Pesquisa comprova desinformação no TikTok e em outras redes
Publicado na revista científica Journal of Social Media Research, um estudo analisou cinco mil postagens em mídias sociais sobre temas como saúde mental, TDAH, TEA, TOC, entre outros. O que eles descobriram que é 52% dos vídeos sobre TDAH e 41% dos vídeos sobre TEA no TikTok tinham informações incorretas.
No Youtube, essa porcentagem cai para 22% e, no Facebook, para 15%.
Um ponto importante destacado pelos pesquisadores é que muitos desses conteúdos falsos contam com patologização. Ou seja, eles transformam comportamentos habituais em patologias ou distúrbios. Quem nunca teve um amigo que mencionou um comportamento perfeitamente comum como “prova cabal” que ele tinha TDAH, TOC ou qualquer outro transtorno? Ou talvez você tenha sido esse amigo, né…

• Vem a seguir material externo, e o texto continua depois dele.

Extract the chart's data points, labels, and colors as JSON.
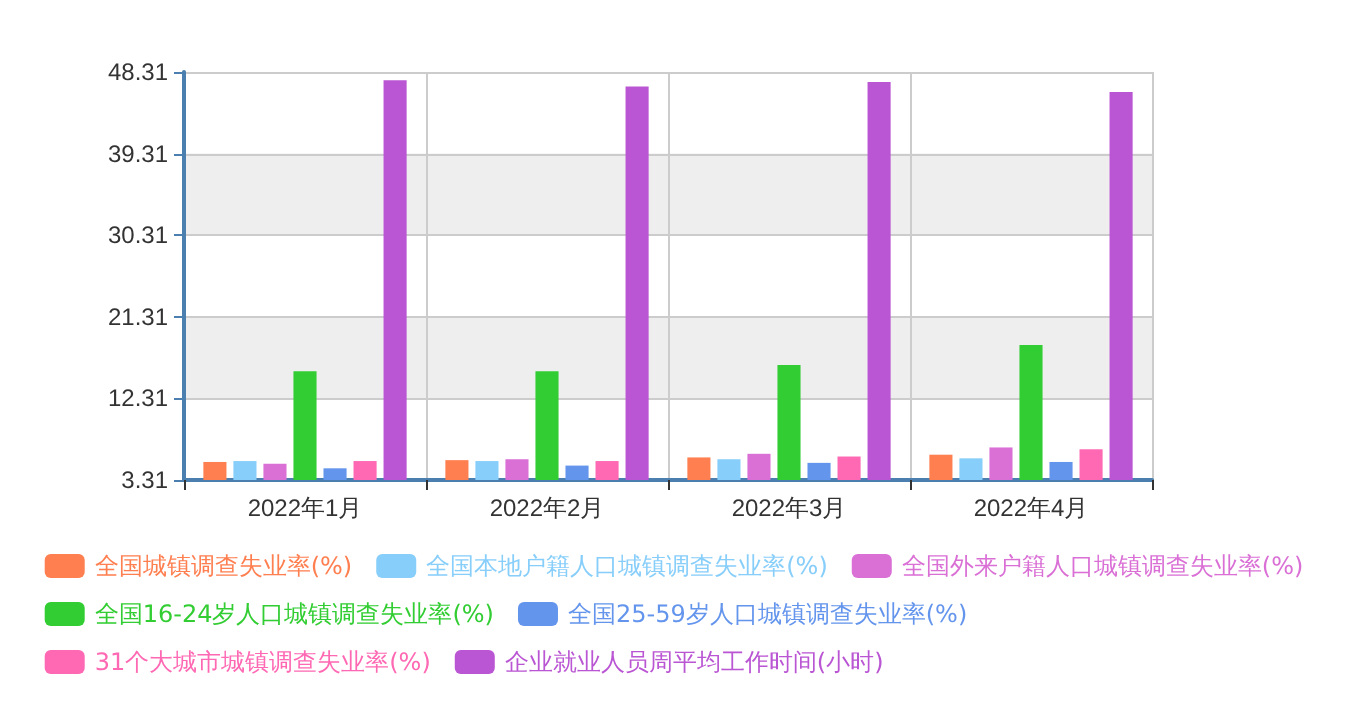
{
  "chart_data": {
    "type": "bar",
    "categories": [
      "2022年1月",
      "2022年2月",
      "2022年3月",
      "2022年4月"
    ],
    "series": [
      {
        "name": "全国城镇调查失业率(%)",
        "color": "#ff7f50",
        "values": [
          5.3,
          5.5,
          5.8,
          6.1
        ]
      },
      {
        "name": "全国本地户籍人口城镇调查失业率(%)",
        "color": "#87cefa",
        "values": [
          5.4,
          5.4,
          5.6,
          5.7
        ]
      },
      {
        "name": "全国外来户籍人口城镇调查失业率(%)",
        "color": "#da70d6",
        "values": [
          5.1,
          5.6,
          6.2,
          6.9
        ]
      },
      {
        "name": "全国16-24岁人口城镇调查失业率(%)",
        "color": "#32cd32",
        "values": [
          15.3,
          15.3,
          16.0,
          18.2
        ]
      },
      {
        "name": "全国25-59岁人口城镇调查失业率(%)",
        "color": "#6495ed",
        "values": [
          4.6,
          4.9,
          5.2,
          5.3
        ]
      },
      {
        "name": "31个大城市城镇调查失业率(%)",
        "color": "#ff69b4",
        "values": [
          5.4,
          5.4,
          5.9,
          6.7
        ]
      },
      {
        "name": "企业就业人员周平均工作时间(小时)",
        "color": "#ba55d3",
        "values": [
          47.4,
          46.7,
          47.2,
          46.1
        ]
      }
    ],
    "ylim": [
      3.31,
      48.31
    ],
    "yticks": [
      3.31,
      12.31,
      21.31,
      30.31,
      39.31,
      48.31
    ],
    "grid": true,
    "legend": "bottom"
  }
}
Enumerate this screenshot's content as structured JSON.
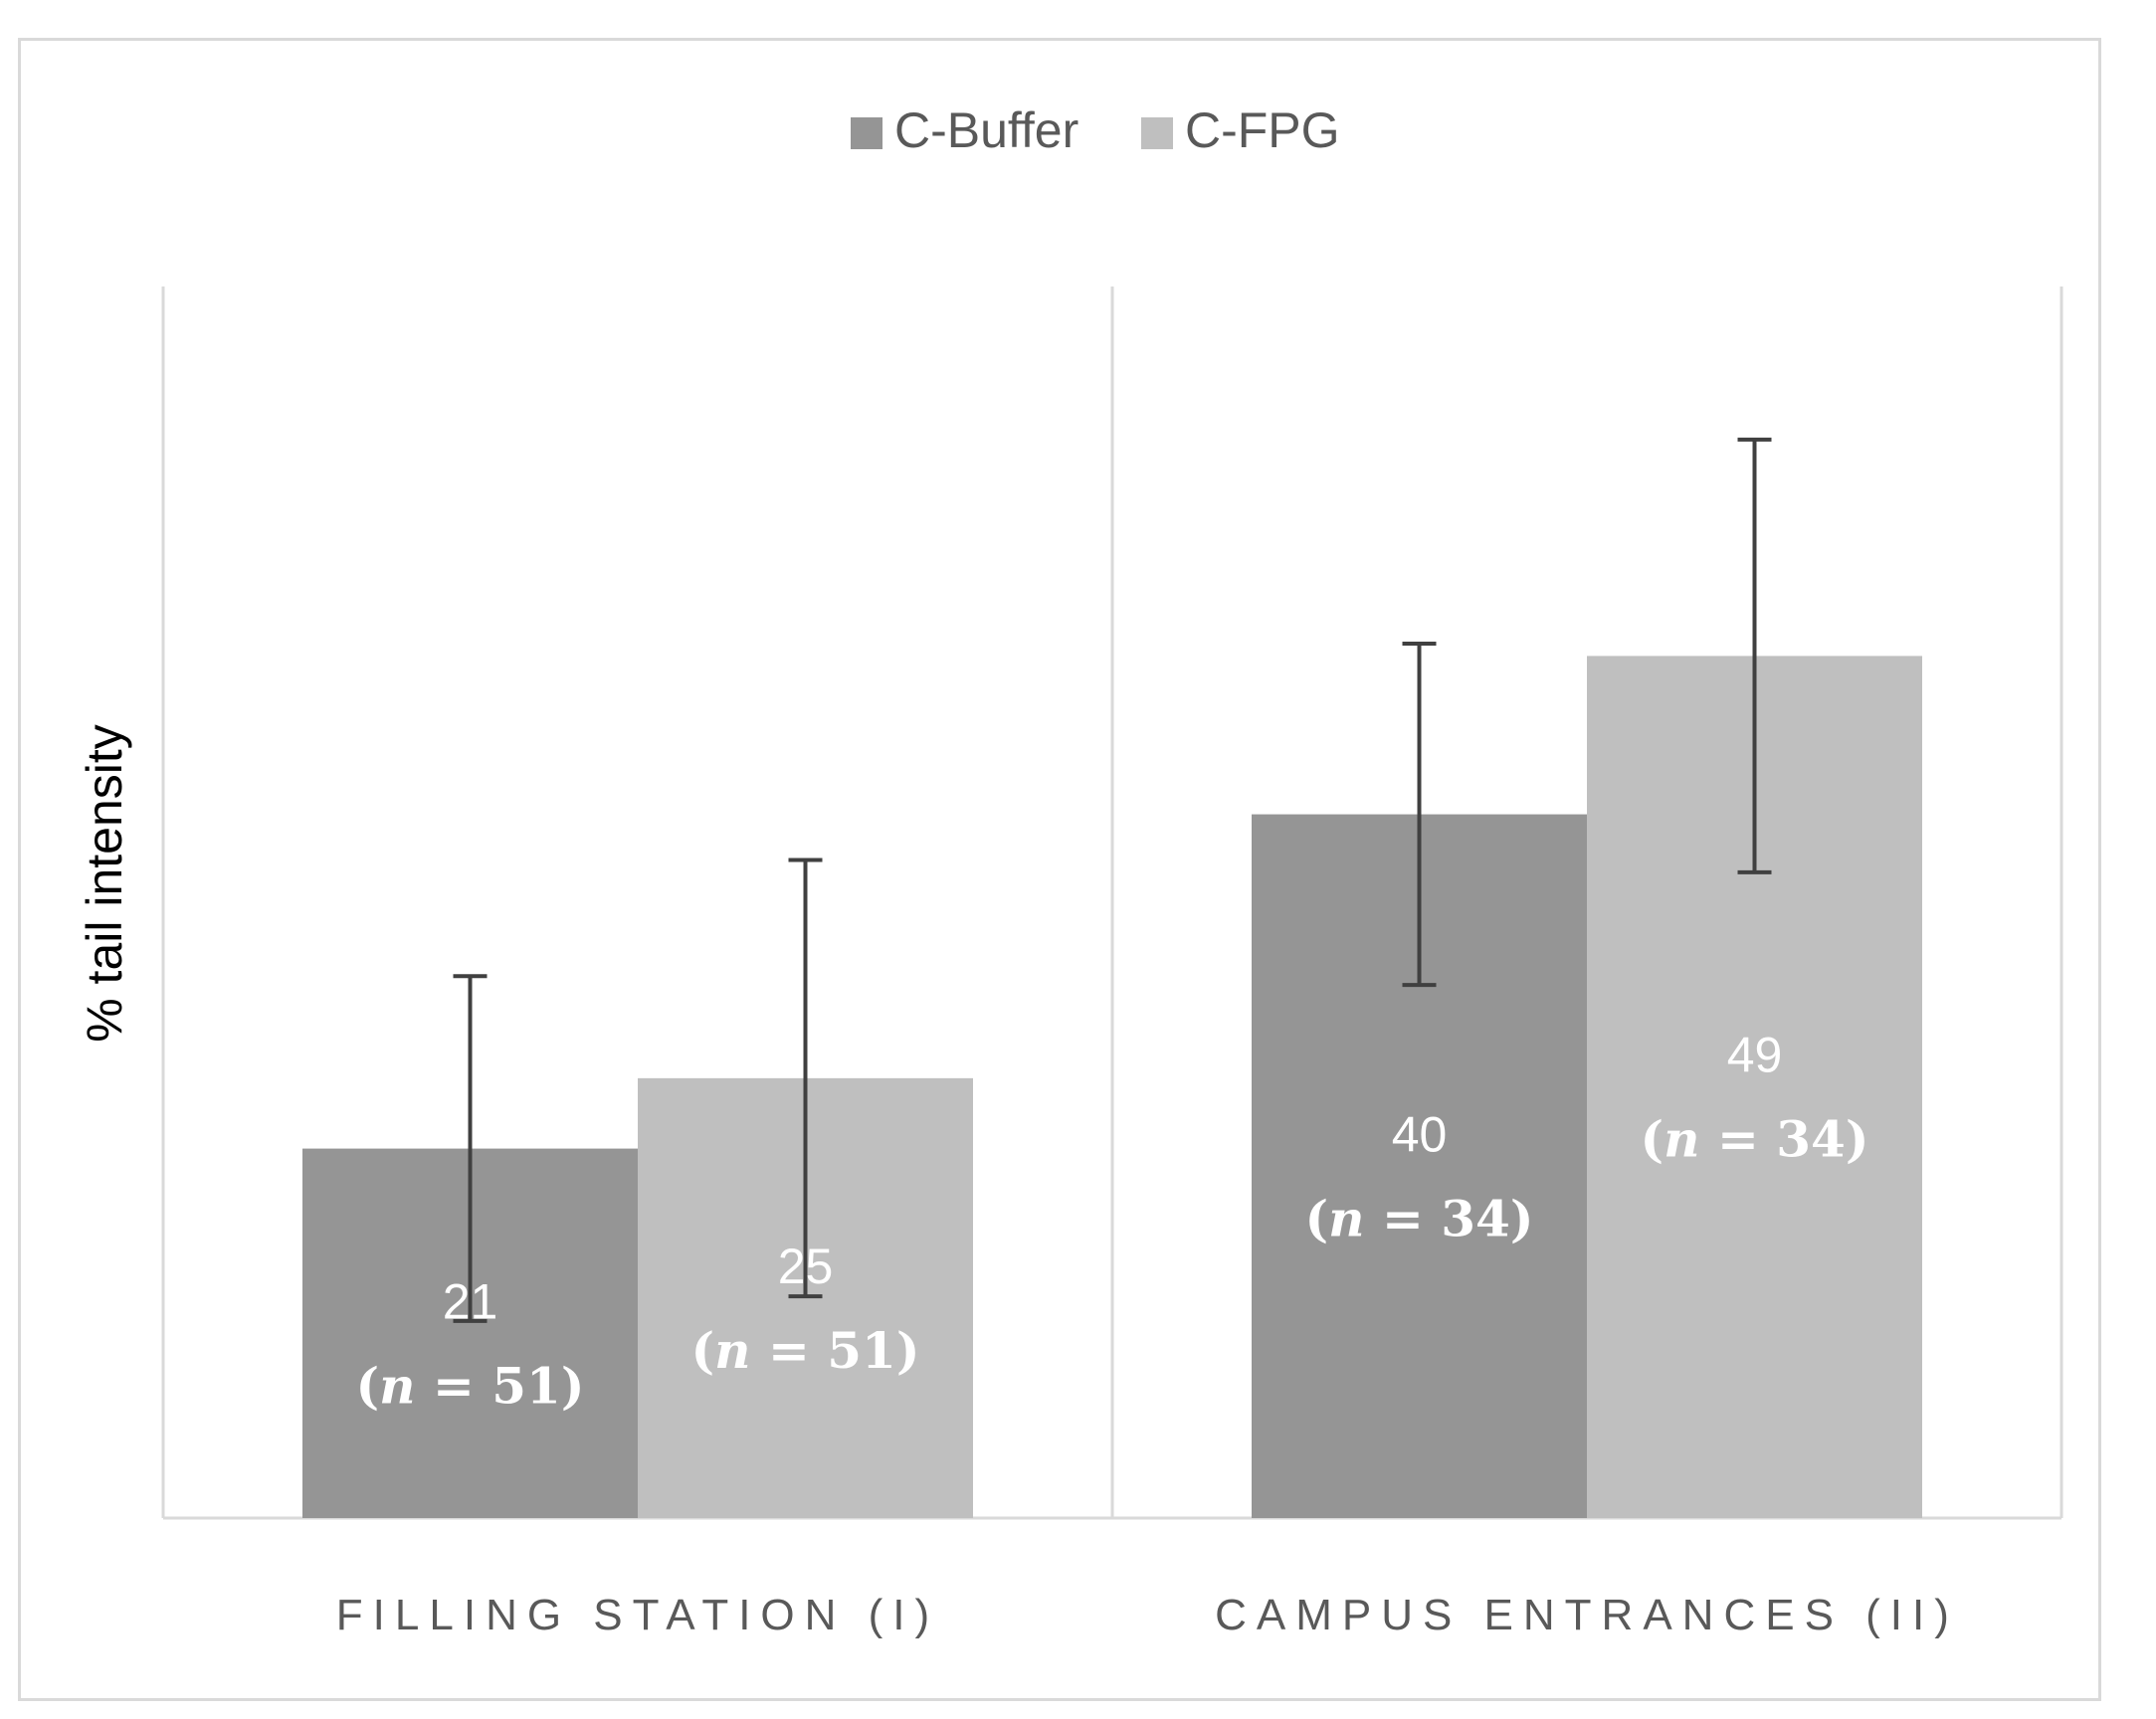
{
  "chart_data": {
    "type": "bar",
    "title": "",
    "xlabel": "",
    "ylabel": "% tail intensity",
    "ylim": [
      0,
      70
    ],
    "grid": false,
    "legend_position": "top",
    "show_y_ticks": false,
    "group_dividers": true,
    "categories": [
      "FILLING STATION (I)",
      "CAMPUS ENTRANCES (II)"
    ],
    "series": [
      {
        "name": "C-Buffer",
        "color": "#959595",
        "values": [
          21,
          40
        ],
        "errors": [
          9.8,
          9.7
        ],
        "value_labels": [
          "21",
          "40"
        ],
        "n_labels": [
          "51",
          "34"
        ]
      },
      {
        "name": "C-FPG",
        "color": "#bfbfbf",
        "values": [
          25,
          49
        ],
        "errors": [
          12.4,
          12.3
        ],
        "value_labels": [
          "25",
          "49"
        ],
        "n_labels": [
          "51",
          "34"
        ]
      }
    ],
    "error_bar_color": "#404040",
    "axis_color": "#d9d9d9",
    "n_prefix": "(",
    "n_variable": "n",
    "n_equals": " = ",
    "n_suffix": ")"
  }
}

Em comunicado, uma das pesquisadoras da equipe, Eleanor Chatburn, da Escola de Medicina de Norwich, no Reino Unido, destaca a relevância da pesquisa por plataformas como o TikTok serem muito usadas pelos mais jovens para pesquisarem sobre esses assuntos. “O conteúdo do TikTok tem sido associado ao aumento da crença entre jovens de que podem ter problemas de saúde mental ou transtornos do neurodesenvolvimento. Embora esse questionamento possa ser um ponto de partida útil, é fundamental que ele leve a uma avaliação clínica adequada por um profissional”, afirmou Chatburn.